Changement de pied. Et s’il valait mieux mener les négociations sous le manteau, et faire définitivement céder la droite en toute discrétion ? D’autant que dans certaines de ces circonscriptions, le désistement des candidats de la gauche et du bloc central pour faire barrage au RN renvoie de facto les candidats de droite en adversaires du parti lepéniste. Au 20 Heures de TF1, lundi soir, Jordan Bardella annonce donc qu’il ne donnera pas de consigne de vote, ni ne demandera à ses candidats de se désister. Avec l’idée, aussi, de se différencier de ses adversaires de la gauche et du centre, arguant de l’éternel argument frontiste : "Nous ne sommes pas comme les autres." "Est-ce que vous comprenez que les désistements et les consignes de vote sont le pire des mépris ? Je considère que mes électeurs sont intelligents et libres", assurait encore Marine Le Pen, ce mardi 2 juillet, au micro de France Inter.

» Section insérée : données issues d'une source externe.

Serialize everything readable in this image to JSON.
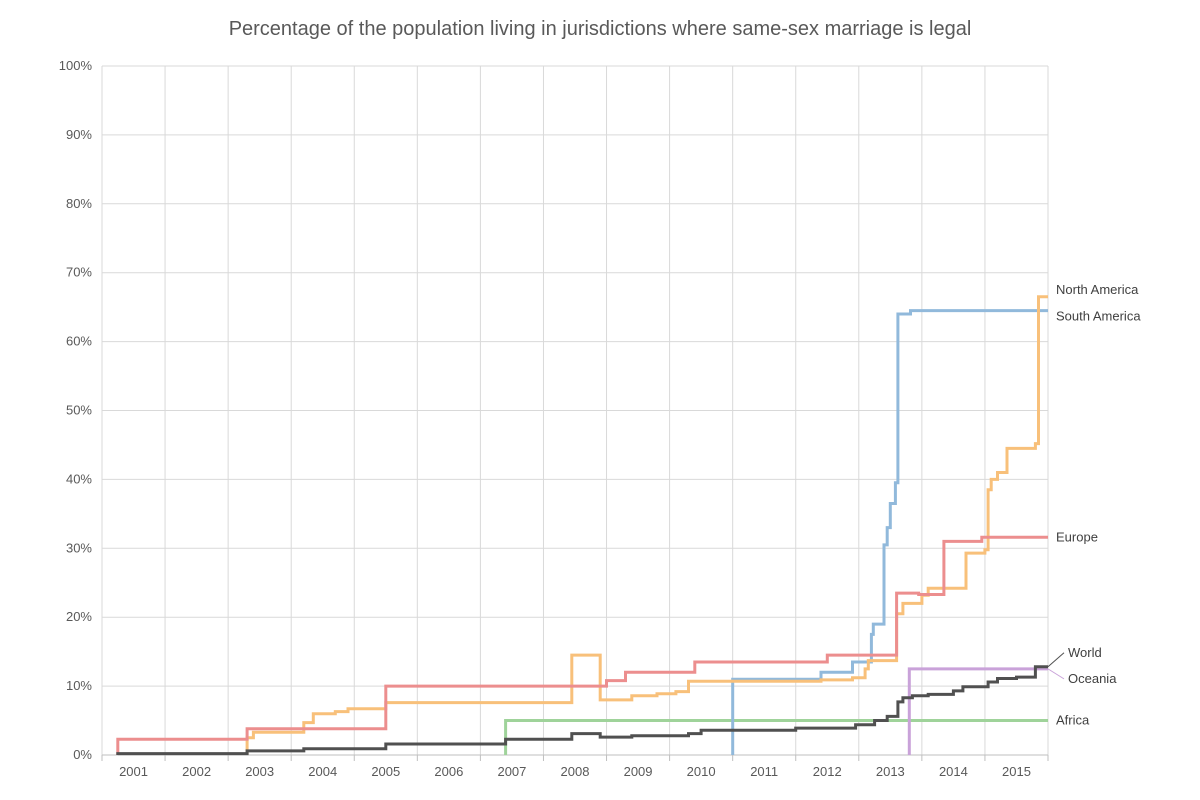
{
  "chart_data": {
    "type": "line",
    "title": "Percentage of the population living in jurisdictions where same-sex marriage is legal",
    "xlabel": "",
    "ylabel": "",
    "xlim": [
      2000.5,
      2015.5
    ],
    "ylim": [
      0,
      100
    ],
    "x_ticks": [
      "2001",
      "2002",
      "2003",
      "2004",
      "2005",
      "2006",
      "2007",
      "2008",
      "2009",
      "2010",
      "2011",
      "2012",
      "2013",
      "2014",
      "2015"
    ],
    "y_ticks": [
      "0%",
      "10%",
      "20%",
      "30%",
      "40%",
      "50%",
      "60%",
      "70%",
      "80%",
      "90%",
      "100%"
    ],
    "grid": true,
    "step": true,
    "series": [
      {
        "name": "Africa",
        "color": "#9fd39a",
        "points": [
          [
            2006.9,
            0
          ],
          [
            2006.9,
            5.0
          ],
          [
            2015.5,
            5.0
          ]
        ]
      },
      {
        "name": "Oceania",
        "color": "#c9a2d9",
        "points": [
          [
            2013.3,
            0
          ],
          [
            2013.3,
            12.5
          ],
          [
            2015.5,
            12.5
          ]
        ]
      },
      {
        "name": "South America",
        "color": "#91b9db",
        "points": [
          [
            2010.5,
            0
          ],
          [
            2010.5,
            11.0
          ],
          [
            2011.9,
            11.0
          ],
          [
            2011.9,
            12.0
          ],
          [
            2012.4,
            12.0
          ],
          [
            2012.4,
            13.5
          ],
          [
            2012.7,
            13.5
          ],
          [
            2012.7,
            17.5
          ],
          [
            2012.73,
            17.5
          ],
          [
            2012.73,
            19.0
          ],
          [
            2012.9,
            19.0
          ],
          [
            2012.9,
            30.5
          ],
          [
            2012.95,
            30.5
          ],
          [
            2012.95,
            33.0
          ],
          [
            2013.0,
            33.0
          ],
          [
            2013.0,
            36.5
          ],
          [
            2013.08,
            36.5
          ],
          [
            2013.08,
            39.5
          ],
          [
            2013.12,
            39.5
          ],
          [
            2013.12,
            64.0
          ],
          [
            2013.32,
            64.0
          ],
          [
            2013.32,
            64.5
          ],
          [
            2015.5,
            64.5
          ]
        ]
      },
      {
        "name": "North America",
        "color": "#f8c07a",
        "points": [
          [
            2002.8,
            0
          ],
          [
            2002.8,
            2.5
          ],
          [
            2002.9,
            2.5
          ],
          [
            2002.9,
            3.3
          ],
          [
            2003.7,
            3.3
          ],
          [
            2003.7,
            4.7
          ],
          [
            2003.85,
            4.7
          ],
          [
            2003.85,
            6.0
          ],
          [
            2004.2,
            6.0
          ],
          [
            2004.2,
            6.3
          ],
          [
            2004.4,
            6.3
          ],
          [
            2004.4,
            6.7
          ],
          [
            2005.0,
            6.7
          ],
          [
            2005.0,
            7.6
          ],
          [
            2007.95,
            7.6
          ],
          [
            2007.95,
            14.5
          ],
          [
            2008.4,
            14.5
          ],
          [
            2008.4,
            8.0
          ],
          [
            2008.9,
            8.0
          ],
          [
            2008.9,
            8.6
          ],
          [
            2009.3,
            8.6
          ],
          [
            2009.3,
            8.9
          ],
          [
            2009.6,
            8.9
          ],
          [
            2009.6,
            9.2
          ],
          [
            2009.8,
            9.2
          ],
          [
            2009.8,
            10.7
          ],
          [
            2011.9,
            10.7
          ],
          [
            2011.9,
            10.9
          ],
          [
            2012.4,
            10.9
          ],
          [
            2012.4,
            11.2
          ],
          [
            2012.6,
            11.2
          ],
          [
            2012.6,
            12.5
          ],
          [
            2012.65,
            12.5
          ],
          [
            2012.65,
            13.7
          ],
          [
            2013.1,
            13.7
          ],
          [
            2013.1,
            20.5
          ],
          [
            2013.2,
            20.5
          ],
          [
            2013.2,
            22.0
          ],
          [
            2013.5,
            22.0
          ],
          [
            2013.5,
            23.2
          ],
          [
            2013.6,
            23.2
          ],
          [
            2013.6,
            24.2
          ],
          [
            2014.2,
            24.2
          ],
          [
            2014.2,
            29.3
          ],
          [
            2014.5,
            29.3
          ],
          [
            2014.5,
            29.8
          ],
          [
            2014.55,
            29.8
          ],
          [
            2014.55,
            38.5
          ],
          [
            2014.6,
            38.5
          ],
          [
            2014.6,
            40.0
          ],
          [
            2014.7,
            40.0
          ],
          [
            2014.7,
            41.0
          ],
          [
            2014.85,
            41.0
          ],
          [
            2014.85,
            44.5
          ],
          [
            2015.3,
            44.5
          ],
          [
            2015.3,
            45.2
          ],
          [
            2015.35,
            45.2
          ],
          [
            2015.35,
            66.5
          ],
          [
            2015.5,
            66.5
          ]
        ]
      },
      {
        "name": "Europe",
        "color": "#ec8e8e",
        "points": [
          [
            2000.75,
            0
          ],
          [
            2000.75,
            2.3
          ],
          [
            2002.8,
            2.3
          ],
          [
            2002.8,
            3.8
          ],
          [
            2005.0,
            3.8
          ],
          [
            2005.0,
            10.0
          ],
          [
            2008.5,
            10.0
          ],
          [
            2008.5,
            10.8
          ],
          [
            2008.8,
            10.8
          ],
          [
            2008.8,
            12.0
          ],
          [
            2009.9,
            12.0
          ],
          [
            2009.9,
            13.5
          ],
          [
            2012.0,
            13.5
          ],
          [
            2012.0,
            14.5
          ],
          [
            2013.1,
            14.5
          ],
          [
            2013.1,
            23.5
          ],
          [
            2013.45,
            23.5
          ],
          [
            2013.45,
            23.3
          ],
          [
            2013.85,
            23.3
          ],
          [
            2013.85,
            31.0
          ],
          [
            2014.45,
            31.0
          ],
          [
            2014.45,
            31.6
          ],
          [
            2015.5,
            31.6
          ]
        ]
      },
      {
        "name": "World",
        "color": "#505050",
        "points": [
          [
            2000.75,
            0
          ],
          [
            2000.75,
            0.2
          ],
          [
            2002.8,
            0.2
          ],
          [
            2002.8,
            0.6
          ],
          [
            2003.7,
            0.6
          ],
          [
            2003.7,
            0.9
          ],
          [
            2005.0,
            0.9
          ],
          [
            2005.0,
            1.6
          ],
          [
            2006.9,
            1.6
          ],
          [
            2006.9,
            2.3
          ],
          [
            2007.95,
            2.3
          ],
          [
            2007.95,
            3.1
          ],
          [
            2008.4,
            3.1
          ],
          [
            2008.4,
            2.6
          ],
          [
            2008.9,
            2.6
          ],
          [
            2008.9,
            2.8
          ],
          [
            2009.8,
            2.8
          ],
          [
            2009.8,
            3.1
          ],
          [
            2010.0,
            3.1
          ],
          [
            2010.0,
            3.6
          ],
          [
            2011.5,
            3.6
          ],
          [
            2011.5,
            3.9
          ],
          [
            2012.45,
            3.9
          ],
          [
            2012.45,
            4.4
          ],
          [
            2012.75,
            4.4
          ],
          [
            2012.75,
            5.0
          ],
          [
            2012.95,
            5.0
          ],
          [
            2012.95,
            5.6
          ],
          [
            2013.12,
            5.6
          ],
          [
            2013.12,
            7.7
          ],
          [
            2013.2,
            7.7
          ],
          [
            2013.2,
            8.3
          ],
          [
            2013.35,
            8.3
          ],
          [
            2013.35,
            8.6
          ],
          [
            2013.6,
            8.6
          ],
          [
            2013.6,
            8.8
          ],
          [
            2014.0,
            8.8
          ],
          [
            2014.0,
            9.3
          ],
          [
            2014.15,
            9.3
          ],
          [
            2014.15,
            9.9
          ],
          [
            2014.55,
            9.9
          ],
          [
            2014.55,
            10.6
          ],
          [
            2014.7,
            10.6
          ],
          [
            2014.7,
            11.1
          ],
          [
            2015.0,
            11.1
          ],
          [
            2015.0,
            11.3
          ],
          [
            2015.3,
            11.3
          ],
          [
            2015.3,
            12.8
          ],
          [
            2015.5,
            12.8
          ]
        ]
      }
    ]
  }
}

"On se dirige vers une normalisation complète"

Cela ne change pas la situation frontiste. Le RN, s’il n’obtient pas de majorité absolue, aura besoin de groupes pivots, ne serait-ce que pour voter la confiance ou le budget. Mais il préfère miser sur des négociations post second tour, une fois la tension retombée et le regard moins porté sur les élus de droite qui n’auraient pas fait barrage. "On va bien trouver des élus responsables une fois installés à l’Assemblée", espère tout haut un cadre lepéniste. Plutôt que de brusquer les élus en pleine période électorale, les dirigeants du RN misent sur une résiliation de députés de droite devant l’ampleur de la vague frontiste. Une fois le second tour passé, ils assurent pouvoir attirer dans leurs filets des élus de droite qui n’auraient pas suivi Eric Ciotti au lendemain des élections européennes.

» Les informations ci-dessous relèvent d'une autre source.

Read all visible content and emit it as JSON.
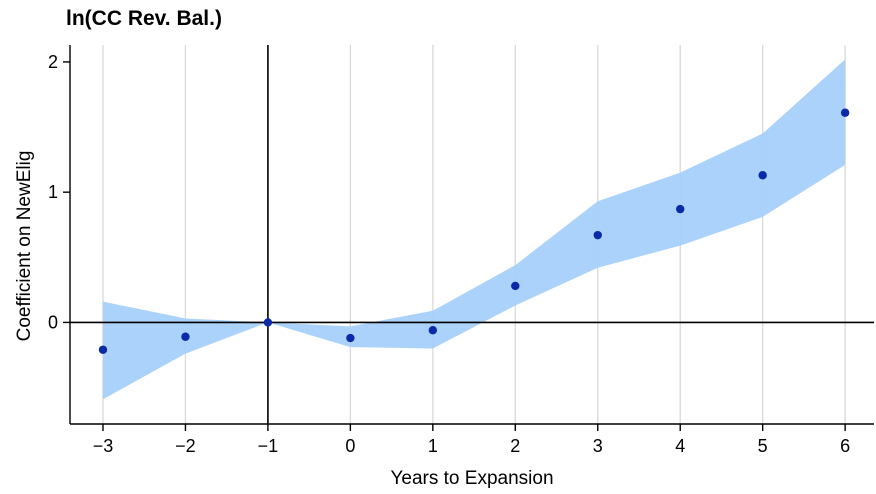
{
  "chart_data": {
    "type": "scatter",
    "title": "ln(CC Rev. Bal.)",
    "xlabel": "Years to Expansion",
    "ylabel": "Coefficient on NewElig",
    "x": [
      -3,
      -2,
      -1,
      0,
      1,
      2,
      3,
      4,
      5,
      6
    ],
    "x_tick_labels": [
      "−3",
      "−2",
      "−1",
      "0",
      "1",
      "2",
      "3",
      "4",
      "5",
      "6"
    ],
    "y_ticks": [
      0,
      1,
      2
    ],
    "y_tick_labels": [
      "0",
      "1",
      "2"
    ],
    "series": [
      {
        "values": [
          -0.21,
          -0.11,
          0.0,
          -0.12,
          -0.06,
          0.28,
          0.67,
          0.87,
          1.13,
          1.61
        ],
        "ci_lower": [
          -0.59,
          -0.24,
          0.0,
          -0.19,
          -0.2,
          0.13,
          0.42,
          0.59,
          0.81,
          1.21
        ],
        "ci_upper": [
          0.16,
          0.03,
          0.0,
          -0.03,
          0.09,
          0.44,
          0.93,
          1.15,
          1.45,
          2.02
        ]
      }
    ],
    "xlim": [
      -3.4,
      6.35
    ],
    "ylim": [
      -0.78,
      2.13
    ],
    "reference_lines": {
      "x": -1,
      "y": 0
    },
    "grid": true,
    "colors": {
      "points": "#0a2aa8",
      "band": "#a6d0fb",
      "grid": "#d9d9d9",
      "axis": "#000000"
    }
  }
}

"Si nous avons 270 députés, il nous en faut 19 pour avoir la majorité, répétait encore Marine Le Pen, ce mardi. On va donc aller voir les autres et leur demander s’ils sont prêts à participer avec nous à une nouvelle politique, à voter la confiance et à voter le budget." En clair : patienter pour tenter, plus discrètement, de faire émerger une alliance durable avec la droite en laissant définitivement derrière le cordon sanitaire. A droite, certains l’ont déjà définitivement enterré, considérant que la décision d’Eric Ciotti n’était qu’un mouvement précurseur, destiné à être imité par beaucoup d’élus. "On se dirige vers une normalisation complète dans les prochaines années surtout s’ils exercent le pouvoir, et une alliance naturelle avec la droite", assure un cadre, pour qui l'existence d'une parfaite étanchéité entre la droite et l'extrême droite fait bel et bien partie du passé.